Monday, March 5, 2007

So today I had an hour to spare while I was waiting for a ring to be resized so I decided to walk to the Borders which is close by. I figured that I'd spend 30-40 minutes in no other place but the front shelves that hoist up the "Borders Bestsellers."

Upon entering Borders, this was the first book I found by Terrence Real, The New Rules of Marriage.

Upon opening the book I read that two of the six chapters of the Table of Contents had something along the lines of "Are you getting what YOU want? as the chapter title.

So I decided to flip through these chapters. I didn't get very far before I came across this statement: In speaking to the reading, Real writes that our view in marriage ought to be: "what can I give you to help you give me what I want." Though to be completely honest, I wasn't shocked to read these kinds of selfish and psycho-therapeutic phrases throughout the book.

Then I moved to the other side of this shelf. My eyes immediately were drawn to this book by John Shelby Spong, Jesus for the Non Religious.

Now, according to my knowledge of the Bible, those who are "non-religious" (to use Spong's vernacular) are "those whom the wrath of God abides on him" (John 3:36) and "he who does not have the Son of God does not have the life" (1 John 5:12).

However, this is not what I found in the book. I found Spong giving a lengthy discourse on who Jesus really is. What he does in the book is try to describe Jesus to those who are completely ignorant as to who Jesus of Nazareth truly was.

I read chapters that were all about the miracles of Jesus being misunderstood. In Spong's words, he noted that those who take the miracles in the Gospels (and especially those performed by Jesus), are clearly misinterpreting the biblical record and are ignoring the author's purpose for writing. Not too shocking, but yet very discouraging.

Then I flipped to another chapter that was titled something along the lines of "Was Jesus really able to raise the dead?" Well, according to my Bible, yes. According to my studies and what I said yesterday in my sermon at church about Jesus raising Jairus' daughter from the dead (cf. Mark 5:35, 42). However, Spong seemed to be dogmatic that Jesus really did not raise the dead. This girl was merely sleeping. Furthermore, Lazarus was merely recapitulated. He was not really dead.

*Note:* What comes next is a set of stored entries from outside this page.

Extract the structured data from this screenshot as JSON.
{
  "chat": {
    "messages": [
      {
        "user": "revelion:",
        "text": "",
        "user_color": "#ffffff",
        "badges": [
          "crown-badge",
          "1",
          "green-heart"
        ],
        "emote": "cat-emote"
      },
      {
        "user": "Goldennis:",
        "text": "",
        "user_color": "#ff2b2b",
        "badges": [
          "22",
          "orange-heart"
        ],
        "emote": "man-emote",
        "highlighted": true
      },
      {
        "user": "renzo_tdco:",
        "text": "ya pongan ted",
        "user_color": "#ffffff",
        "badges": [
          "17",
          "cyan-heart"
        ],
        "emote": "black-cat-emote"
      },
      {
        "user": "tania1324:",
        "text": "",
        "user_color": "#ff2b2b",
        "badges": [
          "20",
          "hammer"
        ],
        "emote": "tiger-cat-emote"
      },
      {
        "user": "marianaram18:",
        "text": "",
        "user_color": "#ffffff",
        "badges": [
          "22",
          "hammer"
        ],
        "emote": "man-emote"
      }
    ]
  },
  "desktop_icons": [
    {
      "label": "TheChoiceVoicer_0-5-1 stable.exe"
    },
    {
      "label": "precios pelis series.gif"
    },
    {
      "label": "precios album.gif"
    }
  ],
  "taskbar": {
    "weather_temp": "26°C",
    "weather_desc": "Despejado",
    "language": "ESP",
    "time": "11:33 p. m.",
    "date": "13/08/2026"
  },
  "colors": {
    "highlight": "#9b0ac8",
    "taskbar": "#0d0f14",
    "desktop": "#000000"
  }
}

Being completely disheartened at this point, I walked yet one shelf over (still 15 feet from the front door of Borders at the Bestsellers table) and found this work:

As a preacher, when you see a bright blue book with big white letters that unmistakably and undoubtedly tell you "What Jesus meant, you want to pick it up and read it. This book by Gary Wills simply put the climax to my discouraging afternoon at the Borders Bestsellers table after about 40 minutes.

In this work, Wills goes through many of the statements in the gospels and endeavors to say what Jesus really meant - as if what Jesus spoke in the Gospel accounts is in some way vague (does anyone else see a similarity between this and the Emerging Church movement?) So, of course (foolishly) I open the book to the Table of Contents and find some chapters to skim. Though it ended up being more than merely skimming.

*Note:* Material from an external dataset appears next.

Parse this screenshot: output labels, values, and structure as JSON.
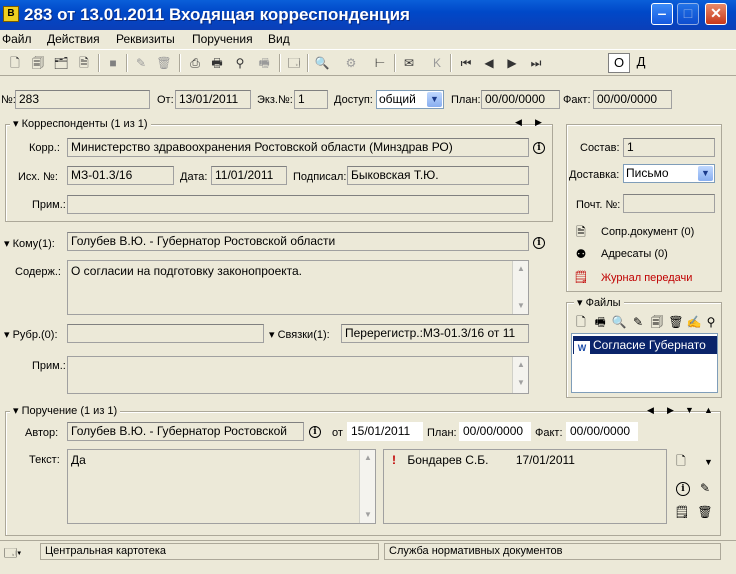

Perhaps the most striking statement that I read was when Wills made the audacious claim that Jesus Christ is clearly an egalitarian. Namely, that men and women have equal rights in the Christian ministry - there is no superiority, no heiarchy, no limited rights to women; everything that a man can do, a woman can do.

So this obviously captured my attention, being an advocate of biblical counseling and "not-so-much an advocate of secular psychology and egalitarianism." Wills said that Jesus said... but then he quoted from Galatians 3:28 which says:

"There is neither Jew nor Greek, there is neither slave nor free man, there is neither male nor female; for you are all one in Christ Jesus."

Wills sought to prove that clearly in this statement we see that there is NO hierarchy in the Christian life - men and women have equal rights, just as slaves and those who are free, etc. The only (and it's a big one) problem with this statement is that he pulls this verse completely and absolutely out of context. For we know that beginning in Gal 3:23 (through v.29) he speaks of those who are under the Law as being shut up under sin (v.23), but yet the Law's purpose was to ultimately lead us to Christ by showing us our own inadequacies and failings before a Holy God (v.24). Paul then speaks of how faith has come resulting in Justification by faith and thus we are no longer under this "tutor" (that is, the Law to lead us to Christ). Why? Simple because we are all sons of God through faith in Christ Jesus (v.26). So what is Paul's point? Simply to express that all those who believe - by faith - in Jesus Christ are justified before God. That's it - whether one who believes is a Jew, a Greek, a male, a female, a slave, a free man, it doesn't matter, everyone has to come to Christ the same way - by God's grace alone, through faith alone, in Christ alone. Period. That's it.

In sum, my day today was...good, until about 3:30pm. Then I walked into Borders to see what the average person in the church pew is reading. This discouraged me.